He is heard speaking freely in a high-pitched voice, in tapes smuggled out of the country in the 1980s by two South Koreans who were kidnapped and held in North Korea.
"The Lovers and the Despot"
tells the story of how actress Choi Eun-hee and director Shin Sang-ok were seized by North Korean agents in 1978, and kept in North Korea for eight years, forced to make movies.
They made 17 films in captivity, ranging from tear-jerkers to thrillers.
With a hidden micro-casette recorder, they recorded some of their meetings with the movie-obsessed leader.
Experts say the tapes could even help shed light on Kim's son, the inscrutable young leader who rules the country today: Kim Jong Un.
Kim is heard apologizing to them for the kidnapping technique, promising money and resources for the film industry, and complaining about the quality of the movies his country has been producing.
"Why do all of our films have the same ideological plots? There is nothing new about them."
He also finds his country's filmmakers lacking, compared to those of his more-successful rivals to the South.
"We don't have any films that get into film festivals. But in South Korea, they have better technology. They are like college students; we are just in nursery school. People here are so close minded."
On a more personal note, according to Choi, he made fun of his diminutive stature when he first met her. "Look at me," she said he told her. "Aren't I small," and then made a crude self-deprecating comparison.
At the time, Kim was head of the country's ministry for culture and propaganda. Shin and Choi both described Kim as someone who micromanaged everything, according to Paul Fischer, who wrote a book about the kidnapping.
"Kim Jong Il was a film fanatic himself," says Fischer.
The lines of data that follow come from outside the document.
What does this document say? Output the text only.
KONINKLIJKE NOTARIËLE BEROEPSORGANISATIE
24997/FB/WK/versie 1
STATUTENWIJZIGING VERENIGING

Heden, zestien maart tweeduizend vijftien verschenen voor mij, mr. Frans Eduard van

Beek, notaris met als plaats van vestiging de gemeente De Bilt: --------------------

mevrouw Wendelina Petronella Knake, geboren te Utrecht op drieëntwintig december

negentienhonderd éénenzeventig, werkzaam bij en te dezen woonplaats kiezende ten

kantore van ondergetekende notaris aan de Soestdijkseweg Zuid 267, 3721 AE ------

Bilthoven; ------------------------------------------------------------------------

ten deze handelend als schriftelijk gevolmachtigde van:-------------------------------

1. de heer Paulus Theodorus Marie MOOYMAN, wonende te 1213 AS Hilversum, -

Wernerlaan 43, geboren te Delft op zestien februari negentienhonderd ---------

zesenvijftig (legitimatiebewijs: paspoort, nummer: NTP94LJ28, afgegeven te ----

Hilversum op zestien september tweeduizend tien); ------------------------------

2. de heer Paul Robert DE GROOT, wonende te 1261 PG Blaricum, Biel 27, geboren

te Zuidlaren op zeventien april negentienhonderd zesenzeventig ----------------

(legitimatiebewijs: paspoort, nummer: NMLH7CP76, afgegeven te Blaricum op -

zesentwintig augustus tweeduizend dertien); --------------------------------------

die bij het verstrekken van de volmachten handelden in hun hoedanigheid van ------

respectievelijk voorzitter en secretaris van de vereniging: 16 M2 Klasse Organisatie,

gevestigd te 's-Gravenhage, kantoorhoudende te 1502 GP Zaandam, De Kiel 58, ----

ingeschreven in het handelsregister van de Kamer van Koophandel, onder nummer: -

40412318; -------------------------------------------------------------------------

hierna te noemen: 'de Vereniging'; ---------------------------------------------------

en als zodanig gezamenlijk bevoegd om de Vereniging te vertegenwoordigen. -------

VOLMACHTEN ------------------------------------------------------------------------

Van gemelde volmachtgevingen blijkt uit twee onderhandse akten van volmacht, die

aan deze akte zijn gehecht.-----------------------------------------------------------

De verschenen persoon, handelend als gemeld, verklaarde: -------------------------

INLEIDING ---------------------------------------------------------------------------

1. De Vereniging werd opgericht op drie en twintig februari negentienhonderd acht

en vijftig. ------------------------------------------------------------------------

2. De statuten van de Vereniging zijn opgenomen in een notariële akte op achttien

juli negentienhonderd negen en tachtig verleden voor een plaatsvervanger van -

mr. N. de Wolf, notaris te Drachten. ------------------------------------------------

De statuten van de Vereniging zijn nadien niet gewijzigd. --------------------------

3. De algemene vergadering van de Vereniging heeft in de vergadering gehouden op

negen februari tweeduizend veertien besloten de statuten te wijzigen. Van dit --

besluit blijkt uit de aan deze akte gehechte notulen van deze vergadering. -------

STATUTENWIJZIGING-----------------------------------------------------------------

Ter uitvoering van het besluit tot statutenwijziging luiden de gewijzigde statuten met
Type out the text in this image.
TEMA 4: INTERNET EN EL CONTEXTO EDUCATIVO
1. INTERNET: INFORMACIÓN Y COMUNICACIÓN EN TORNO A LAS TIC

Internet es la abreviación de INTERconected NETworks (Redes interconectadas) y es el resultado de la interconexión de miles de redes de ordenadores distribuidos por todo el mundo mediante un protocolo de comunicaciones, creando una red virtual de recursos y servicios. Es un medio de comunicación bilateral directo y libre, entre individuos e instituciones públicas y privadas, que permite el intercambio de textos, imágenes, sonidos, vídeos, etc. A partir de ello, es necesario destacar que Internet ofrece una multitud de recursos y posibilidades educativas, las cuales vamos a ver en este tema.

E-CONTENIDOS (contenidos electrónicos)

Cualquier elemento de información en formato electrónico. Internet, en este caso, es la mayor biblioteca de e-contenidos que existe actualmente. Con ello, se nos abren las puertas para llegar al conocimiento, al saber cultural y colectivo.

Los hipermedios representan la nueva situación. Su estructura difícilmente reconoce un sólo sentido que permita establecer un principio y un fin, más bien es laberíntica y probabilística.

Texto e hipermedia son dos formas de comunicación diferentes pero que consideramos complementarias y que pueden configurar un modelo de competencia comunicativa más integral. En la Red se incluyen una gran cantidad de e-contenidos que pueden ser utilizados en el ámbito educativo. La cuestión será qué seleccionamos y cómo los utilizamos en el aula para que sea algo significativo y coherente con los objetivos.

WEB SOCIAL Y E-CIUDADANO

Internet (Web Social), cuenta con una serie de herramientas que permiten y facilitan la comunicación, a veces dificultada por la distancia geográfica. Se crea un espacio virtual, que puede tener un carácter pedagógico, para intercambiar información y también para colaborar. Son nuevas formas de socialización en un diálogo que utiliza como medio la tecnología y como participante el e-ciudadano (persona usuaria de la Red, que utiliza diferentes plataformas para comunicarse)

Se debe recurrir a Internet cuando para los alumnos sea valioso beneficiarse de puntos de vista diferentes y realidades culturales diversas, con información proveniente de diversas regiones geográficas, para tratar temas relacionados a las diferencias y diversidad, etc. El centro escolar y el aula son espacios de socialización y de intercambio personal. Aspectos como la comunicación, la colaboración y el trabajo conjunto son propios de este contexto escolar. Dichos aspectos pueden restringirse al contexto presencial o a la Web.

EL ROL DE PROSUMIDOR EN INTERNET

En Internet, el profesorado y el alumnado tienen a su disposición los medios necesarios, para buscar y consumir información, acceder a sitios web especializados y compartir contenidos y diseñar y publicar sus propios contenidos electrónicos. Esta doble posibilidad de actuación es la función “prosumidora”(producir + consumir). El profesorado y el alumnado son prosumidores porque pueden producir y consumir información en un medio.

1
Choi and Shin eventually slipped their North Korean minders during a trip to Europe and defected, eventually reaching the US.
But even before they did, they smuggled the audiotapes out during a previous trip, and an intermediary brought the recordings to the State Department in 1985.
"My jaw dropped," said David Straub, a Korea specialist at the State Department at the time, who received the tapes and began listening to them.
"Hours and hours of recordings of Kim Jong Il speaking relatively freely would be an intelligence windfall for the American government, since we'd never heard him speak before, much less privately."
Greg Scarlatoiu, of the Committee for Human Rights in North Korea, said that the tapes showed that Kim was insecure about everything including the thing he loved most -- movies -- and this trait was likely shared by his youngest son Kim Jong Un.
"Just like his father before, this leader of North Korea must suffer from a complex of inferiority as well," he said. "The insecurity was surely something that Kim Jong Un inherited."